The cumulative frequency just greater than or equal to $48.75$ is $55$. The corresponding class $20.5-27.5$ is the $3^{rd}$ quartile class.

Thus

- $l = 20.5$, the lower limit of the $3^{rd}$ quartile class
- $N=65$, total number of observations
- $f =20$, frequency of the $3^{rd}$ quartile class
- $F_< = 35$, cumulative frequency of the class previous to $3^{rd}$ quartile class
- $h =7$, the class width

The third quartile $Q_3$ can be computed as follows:

`$$ \begin{aligned} Q_3 &= l + \bigg(\frac{\frac{3(N)}{4} - F_<}{f}\bigg)\times h\\ &= 20.5 + \bigg(\frac{\frac{3*65}{4} - 35}{20}\bigg)\times 7\\ &= 20.5 + \bigg(\frac{48.75 - 35}{20}\bigg)\times 7\\ &= 20.5 + \big(0.6875\big)\times 7\\ &= 20.5 + 4.8125\\ &= 25.3125 \text{ minutes} \end{aligned} $$`

Thus, $75$ % of the students spent less than or equal to $25.3125$ minutes on the internet.
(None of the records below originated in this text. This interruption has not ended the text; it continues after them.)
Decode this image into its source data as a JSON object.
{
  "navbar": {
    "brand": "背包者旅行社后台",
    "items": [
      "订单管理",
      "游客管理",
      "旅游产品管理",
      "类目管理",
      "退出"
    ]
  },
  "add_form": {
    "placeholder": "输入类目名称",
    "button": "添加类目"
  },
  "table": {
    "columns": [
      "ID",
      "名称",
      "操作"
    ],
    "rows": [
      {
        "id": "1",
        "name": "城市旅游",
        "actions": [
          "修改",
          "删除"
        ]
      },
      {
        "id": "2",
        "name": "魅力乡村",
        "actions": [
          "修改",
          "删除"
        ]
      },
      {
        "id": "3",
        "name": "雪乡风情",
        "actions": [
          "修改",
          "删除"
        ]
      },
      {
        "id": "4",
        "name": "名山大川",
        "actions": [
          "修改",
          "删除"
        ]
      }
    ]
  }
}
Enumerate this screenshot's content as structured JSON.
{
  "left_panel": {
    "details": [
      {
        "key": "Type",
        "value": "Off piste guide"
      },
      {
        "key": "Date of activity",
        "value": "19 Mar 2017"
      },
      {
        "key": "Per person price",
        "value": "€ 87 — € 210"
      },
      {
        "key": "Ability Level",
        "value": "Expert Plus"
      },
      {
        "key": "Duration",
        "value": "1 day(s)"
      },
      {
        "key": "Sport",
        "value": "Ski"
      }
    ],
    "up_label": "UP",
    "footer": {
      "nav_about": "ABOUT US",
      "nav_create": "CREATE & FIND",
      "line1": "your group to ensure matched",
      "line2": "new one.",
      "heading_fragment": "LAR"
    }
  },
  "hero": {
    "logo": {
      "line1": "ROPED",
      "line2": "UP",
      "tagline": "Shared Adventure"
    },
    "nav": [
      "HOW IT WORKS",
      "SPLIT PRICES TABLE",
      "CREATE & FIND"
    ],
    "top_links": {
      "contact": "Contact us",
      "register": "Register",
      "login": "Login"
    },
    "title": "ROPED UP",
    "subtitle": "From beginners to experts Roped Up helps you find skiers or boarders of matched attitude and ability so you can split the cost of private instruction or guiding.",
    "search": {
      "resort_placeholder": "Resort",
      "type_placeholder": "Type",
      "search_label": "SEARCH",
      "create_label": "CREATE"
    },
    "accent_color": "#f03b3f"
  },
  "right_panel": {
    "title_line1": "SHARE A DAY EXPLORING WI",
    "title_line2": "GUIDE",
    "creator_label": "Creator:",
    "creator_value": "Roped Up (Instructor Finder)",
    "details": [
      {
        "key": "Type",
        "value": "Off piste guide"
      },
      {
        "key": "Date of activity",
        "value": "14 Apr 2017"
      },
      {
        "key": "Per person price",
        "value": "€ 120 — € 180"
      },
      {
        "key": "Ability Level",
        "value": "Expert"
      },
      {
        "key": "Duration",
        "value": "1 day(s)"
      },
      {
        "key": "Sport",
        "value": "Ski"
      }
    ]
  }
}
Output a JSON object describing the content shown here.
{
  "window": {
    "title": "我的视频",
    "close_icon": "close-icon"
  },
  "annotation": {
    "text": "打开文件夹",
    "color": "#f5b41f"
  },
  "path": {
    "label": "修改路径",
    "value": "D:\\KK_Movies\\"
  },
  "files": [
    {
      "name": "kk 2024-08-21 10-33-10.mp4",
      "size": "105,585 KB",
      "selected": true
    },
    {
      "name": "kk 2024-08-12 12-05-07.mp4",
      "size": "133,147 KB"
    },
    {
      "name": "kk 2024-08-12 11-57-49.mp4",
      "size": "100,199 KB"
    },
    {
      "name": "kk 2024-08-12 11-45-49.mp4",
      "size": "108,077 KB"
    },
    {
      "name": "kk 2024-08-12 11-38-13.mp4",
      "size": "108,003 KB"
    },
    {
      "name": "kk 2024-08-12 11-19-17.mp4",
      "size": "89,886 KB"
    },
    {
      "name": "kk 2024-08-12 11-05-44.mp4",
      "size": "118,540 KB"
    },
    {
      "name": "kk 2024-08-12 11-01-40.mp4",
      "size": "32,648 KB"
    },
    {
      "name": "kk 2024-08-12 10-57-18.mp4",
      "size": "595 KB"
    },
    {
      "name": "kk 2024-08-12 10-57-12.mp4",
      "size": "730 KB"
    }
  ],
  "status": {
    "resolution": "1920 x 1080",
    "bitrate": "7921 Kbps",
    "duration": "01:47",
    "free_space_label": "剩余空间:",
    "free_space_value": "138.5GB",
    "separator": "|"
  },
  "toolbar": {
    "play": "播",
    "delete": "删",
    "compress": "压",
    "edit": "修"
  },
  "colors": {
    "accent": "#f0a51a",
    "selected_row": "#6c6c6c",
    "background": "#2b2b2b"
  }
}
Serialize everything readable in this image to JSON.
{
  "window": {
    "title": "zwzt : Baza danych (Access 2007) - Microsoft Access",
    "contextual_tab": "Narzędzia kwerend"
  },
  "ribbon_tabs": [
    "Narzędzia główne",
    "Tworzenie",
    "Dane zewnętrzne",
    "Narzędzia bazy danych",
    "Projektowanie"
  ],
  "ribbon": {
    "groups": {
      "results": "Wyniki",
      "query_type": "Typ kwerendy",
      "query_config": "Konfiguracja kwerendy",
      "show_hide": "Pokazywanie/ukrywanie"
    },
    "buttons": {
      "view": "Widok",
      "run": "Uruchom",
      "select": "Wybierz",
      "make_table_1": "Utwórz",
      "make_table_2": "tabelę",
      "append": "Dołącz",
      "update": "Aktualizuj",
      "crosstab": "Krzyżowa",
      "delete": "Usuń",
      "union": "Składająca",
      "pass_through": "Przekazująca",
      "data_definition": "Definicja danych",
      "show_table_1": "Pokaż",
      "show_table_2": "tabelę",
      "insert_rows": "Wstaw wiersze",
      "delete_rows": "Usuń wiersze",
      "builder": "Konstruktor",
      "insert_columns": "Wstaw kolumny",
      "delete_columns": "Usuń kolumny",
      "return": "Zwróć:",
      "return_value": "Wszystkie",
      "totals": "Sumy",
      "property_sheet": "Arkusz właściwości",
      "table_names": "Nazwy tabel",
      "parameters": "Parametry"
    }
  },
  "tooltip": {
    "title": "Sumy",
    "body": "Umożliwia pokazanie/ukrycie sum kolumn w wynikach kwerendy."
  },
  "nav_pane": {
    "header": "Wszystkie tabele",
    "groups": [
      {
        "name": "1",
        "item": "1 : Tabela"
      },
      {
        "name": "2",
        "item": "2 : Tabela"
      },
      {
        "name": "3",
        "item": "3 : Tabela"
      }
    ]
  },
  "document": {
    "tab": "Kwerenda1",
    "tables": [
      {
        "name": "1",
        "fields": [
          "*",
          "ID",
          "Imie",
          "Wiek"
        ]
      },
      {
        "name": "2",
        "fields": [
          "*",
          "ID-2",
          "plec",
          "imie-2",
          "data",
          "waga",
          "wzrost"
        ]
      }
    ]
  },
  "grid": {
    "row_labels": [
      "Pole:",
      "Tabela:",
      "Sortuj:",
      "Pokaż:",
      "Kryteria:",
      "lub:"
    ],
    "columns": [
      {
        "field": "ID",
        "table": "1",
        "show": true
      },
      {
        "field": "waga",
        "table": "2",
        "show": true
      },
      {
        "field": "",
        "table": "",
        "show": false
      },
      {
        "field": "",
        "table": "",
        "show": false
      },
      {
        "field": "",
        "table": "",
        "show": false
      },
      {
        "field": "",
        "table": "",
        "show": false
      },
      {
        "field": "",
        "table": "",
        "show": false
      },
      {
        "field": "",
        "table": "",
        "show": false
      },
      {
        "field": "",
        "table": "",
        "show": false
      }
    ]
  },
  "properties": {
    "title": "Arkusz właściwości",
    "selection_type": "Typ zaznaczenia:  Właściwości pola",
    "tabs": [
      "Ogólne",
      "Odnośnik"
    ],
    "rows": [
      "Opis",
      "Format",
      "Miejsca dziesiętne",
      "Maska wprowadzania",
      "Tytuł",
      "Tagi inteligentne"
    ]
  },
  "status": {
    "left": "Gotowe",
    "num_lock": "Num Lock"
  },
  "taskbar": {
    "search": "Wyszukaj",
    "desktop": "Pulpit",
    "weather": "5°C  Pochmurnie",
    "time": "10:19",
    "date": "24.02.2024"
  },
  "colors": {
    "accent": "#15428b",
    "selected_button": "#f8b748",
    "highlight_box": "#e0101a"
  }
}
**Bowley's Coefficient of Skewness**

The coefficient of skewness based on quartiles is
`$$ \begin{aligned} S_b &= \frac{Q_3+Q_1 - 2Q_2}{Q_3 -Q_1}\\ &= \frac{25.3125 + 13.0625 - 2*19.5278}{25.3125 - 13.0625}\\ &=\frac{-0.6806}{12.25}\\ &= -0.0556 \end{aligned} $$`

As the coefficient of skewness $S_b$ is **$\text{less than zero}$** (i.e., $S_b < 0$), the distribution is **$\text{negatively skewed}$**.